Jessica Williams: Since you and John Erdman opened the lab on Cooper Square at the urging of friend and photographer Peter Hujar you’ve printed for a wide range of photojournalists, fashion photographers, and artists.1 For this conversation, I thought that we might discuss projects that required you to reach outside of the lab—your work with Brian Lanker and Eastman Kodak, collaborations with Tom Hurley at Laumont Photographics, and printing the camera art for Madonna’s Sex all leapt to mind.

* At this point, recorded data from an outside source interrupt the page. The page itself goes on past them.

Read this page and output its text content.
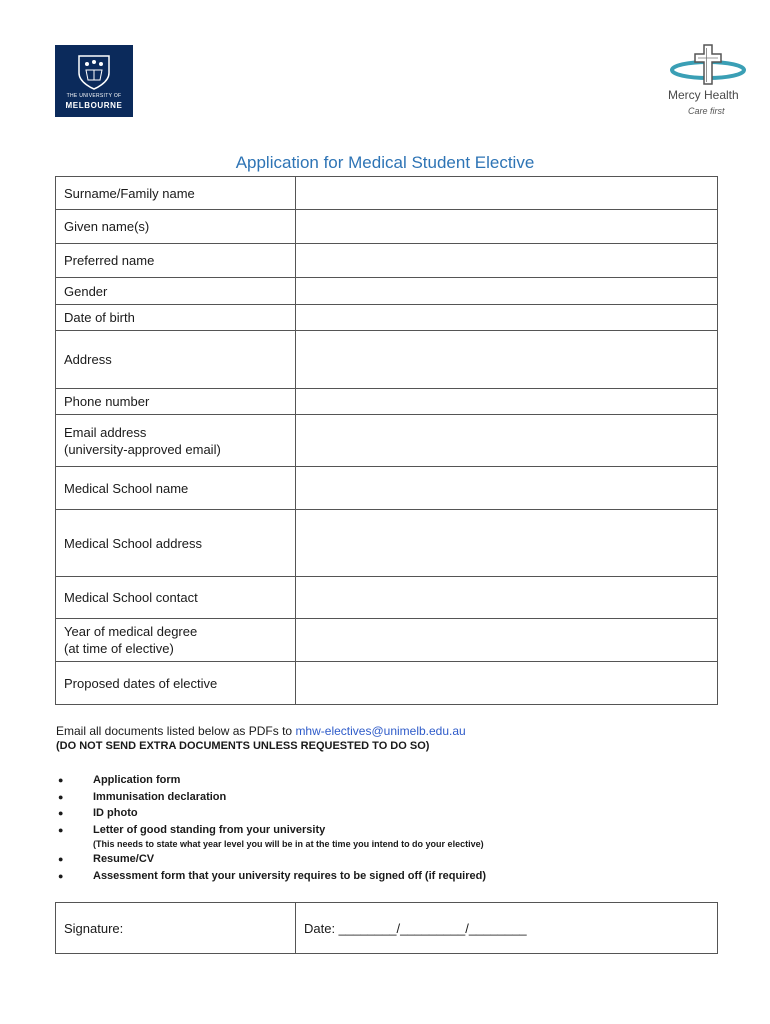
THE UNIVERSITY OF
MELBOURNE
Mercy Health
Care first
Application for Medical Student Elective
Surname/Family name	
Given name(s)	
Preferred name	
Gender	
Date of birth	
Address	
Phone number	

Email address
(university-approved email)	

Medical School name	
Medical School address	
Medical School contact	

Year of medical degree
(at time of elective)	

Proposed dates of elective	
Email all documents listed below as PDFs to mhw-electives@unimelb.edu.au
(DO NOT SEND EXTRA DOCUMENTS UNLESS REQUESTED TO DO SO)
●	Application form
●	Immunisation declaration
●	ID photo
●	Letter of good standing from your university
(This needs to state what year level you will be in at the time you intend to do your elective)
●	Resume/CV
●	Assessment form that your university requires to be signed off (if required)
Signature:	Date: ________/_________/________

Gary Schneider: Let’s begin with Kodak. My relationship with Kodak deepened during the 1988 Kodak-sponsored Brian Lanker project, I Dream a World, which he shot on their new T-Max film stocks. I was also printing Brian’s images on Elite, Kodak’s new graded papers. Kodak had developed a suite of films in all formats, and I was having some problems with them. During the Lanker project, Kodak executives often visited the lab, and we would discuss their various papers and films. I had done many tests to see how different films compared with each other and what their attributes were, and I had issues with the new Kodak T-Max 400 film—it was very bumpy in certain tones. Kodak had instructions on how the film needed to be processed, but it didn’t work for me. I was really good at identifying when there was a problem, and I had suggestions on how to solve it. Eventually, I was brought to Rochester to have a conversation about the film and its tonality with Kodak’s technicians and scientists. This was huge for me. In the mid-1980s, analog photography was exciting; I was always dealing with the manufacturers about their materials. Kodak had changed the color of the base of their paper, Ektalure G; it changed how my prints looked. I complained about it, and Kodak said, “Well, it’s within our tolerances.” They started calling any of these quibbles that I had with them the “Schneider Tolerance Test.” I was somewhat proud of this.

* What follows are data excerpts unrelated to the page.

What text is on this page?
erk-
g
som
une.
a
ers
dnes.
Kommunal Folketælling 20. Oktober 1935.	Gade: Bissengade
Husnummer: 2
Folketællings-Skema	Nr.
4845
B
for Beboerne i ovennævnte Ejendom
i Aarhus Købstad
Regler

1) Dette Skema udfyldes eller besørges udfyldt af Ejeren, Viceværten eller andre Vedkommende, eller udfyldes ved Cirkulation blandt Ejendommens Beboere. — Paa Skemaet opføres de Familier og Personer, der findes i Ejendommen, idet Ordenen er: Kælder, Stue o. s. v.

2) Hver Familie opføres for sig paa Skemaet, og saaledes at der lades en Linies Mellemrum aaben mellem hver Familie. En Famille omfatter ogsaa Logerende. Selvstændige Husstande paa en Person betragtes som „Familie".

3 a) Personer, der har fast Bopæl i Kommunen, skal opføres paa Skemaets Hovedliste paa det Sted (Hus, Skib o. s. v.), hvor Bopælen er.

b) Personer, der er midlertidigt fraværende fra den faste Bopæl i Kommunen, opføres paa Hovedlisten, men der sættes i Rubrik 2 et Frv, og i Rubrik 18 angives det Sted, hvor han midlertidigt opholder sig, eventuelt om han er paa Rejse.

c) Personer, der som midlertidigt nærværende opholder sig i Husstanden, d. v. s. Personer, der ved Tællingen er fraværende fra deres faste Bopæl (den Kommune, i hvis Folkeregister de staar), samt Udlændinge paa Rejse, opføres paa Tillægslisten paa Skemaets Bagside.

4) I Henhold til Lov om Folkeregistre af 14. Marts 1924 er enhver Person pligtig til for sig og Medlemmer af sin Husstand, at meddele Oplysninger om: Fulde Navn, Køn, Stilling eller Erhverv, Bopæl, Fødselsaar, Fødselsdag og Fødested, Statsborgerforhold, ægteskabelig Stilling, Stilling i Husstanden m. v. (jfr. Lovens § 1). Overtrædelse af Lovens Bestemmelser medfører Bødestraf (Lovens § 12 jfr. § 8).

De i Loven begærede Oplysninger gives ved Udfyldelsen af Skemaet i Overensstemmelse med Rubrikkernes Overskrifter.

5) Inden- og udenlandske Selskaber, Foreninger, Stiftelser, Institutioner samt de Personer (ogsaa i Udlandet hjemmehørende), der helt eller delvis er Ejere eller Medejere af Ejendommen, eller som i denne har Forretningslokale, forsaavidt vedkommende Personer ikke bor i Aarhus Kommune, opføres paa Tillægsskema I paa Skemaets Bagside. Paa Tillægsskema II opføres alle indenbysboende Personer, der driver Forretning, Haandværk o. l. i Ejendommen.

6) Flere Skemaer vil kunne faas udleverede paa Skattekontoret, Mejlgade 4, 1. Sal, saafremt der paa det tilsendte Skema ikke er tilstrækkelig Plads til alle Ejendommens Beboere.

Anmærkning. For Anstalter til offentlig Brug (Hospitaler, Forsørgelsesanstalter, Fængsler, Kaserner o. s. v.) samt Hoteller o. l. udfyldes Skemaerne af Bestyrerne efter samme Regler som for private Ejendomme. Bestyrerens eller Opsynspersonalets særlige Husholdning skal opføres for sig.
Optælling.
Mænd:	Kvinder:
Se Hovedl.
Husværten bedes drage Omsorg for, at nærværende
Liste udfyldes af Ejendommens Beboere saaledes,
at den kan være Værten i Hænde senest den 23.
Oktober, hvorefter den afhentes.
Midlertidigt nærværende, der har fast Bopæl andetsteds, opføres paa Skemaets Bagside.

Williams: When you visited Kodak’s facilities in Rochester did you do tests with their technicians in a darkroom?
Schneider: No, it was literally a Q and A in one of their large lecture theaters. Of course, they would talk in very technical scientific terms, and I didn’t have that language. I’ve never had that language, actually. I don’t think or talk that way. But we managed to communicate. I had already developed a different language to exchange ideas with artists. I didn’t come out of a technical school; I came out of the art schools Michaelis and Pratt and was taught by Peter Hujar.

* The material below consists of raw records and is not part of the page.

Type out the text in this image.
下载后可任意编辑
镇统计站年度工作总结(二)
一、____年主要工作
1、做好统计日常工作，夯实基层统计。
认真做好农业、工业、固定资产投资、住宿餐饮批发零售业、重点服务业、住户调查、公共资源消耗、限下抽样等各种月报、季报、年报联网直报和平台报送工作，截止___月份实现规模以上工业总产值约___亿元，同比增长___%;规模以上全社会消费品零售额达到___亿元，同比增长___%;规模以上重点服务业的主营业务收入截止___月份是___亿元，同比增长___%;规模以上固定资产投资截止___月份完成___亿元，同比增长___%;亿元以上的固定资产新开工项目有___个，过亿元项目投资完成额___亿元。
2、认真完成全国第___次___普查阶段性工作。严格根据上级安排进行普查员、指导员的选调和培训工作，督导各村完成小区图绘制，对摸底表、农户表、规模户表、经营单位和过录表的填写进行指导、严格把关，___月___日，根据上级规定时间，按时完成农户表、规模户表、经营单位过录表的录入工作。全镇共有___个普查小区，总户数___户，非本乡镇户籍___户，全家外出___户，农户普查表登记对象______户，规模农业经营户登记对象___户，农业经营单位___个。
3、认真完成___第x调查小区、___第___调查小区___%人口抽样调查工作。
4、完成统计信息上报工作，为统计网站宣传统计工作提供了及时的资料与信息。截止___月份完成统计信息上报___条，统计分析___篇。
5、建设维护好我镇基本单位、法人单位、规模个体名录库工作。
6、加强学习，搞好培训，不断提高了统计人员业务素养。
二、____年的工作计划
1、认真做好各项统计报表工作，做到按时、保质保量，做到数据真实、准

Williams: I’ve certainly developed a new language for discussing prints over the course of our conversations this year. The ability to communicate the medium’s technical aspects in a way that doesn’t alienate audiences unfamiliar with the darkroom is something that I’ve been learning from you. The nature of the printer’s proof collection and conversations like this one are in part what led Jennifer [Quick] to want to move beyond discussions of the image and to delve into photography’s less explored material histories. In the print publication and through the related digital resource, we get into how the industry’s shifting materials opened new aesthetic possibilities while foreclosing others. As you were running up against various challenges, who were some of the people you turned to for more technical discussions other than the manufacturers, particularly during the lab’s transition from analog to digital?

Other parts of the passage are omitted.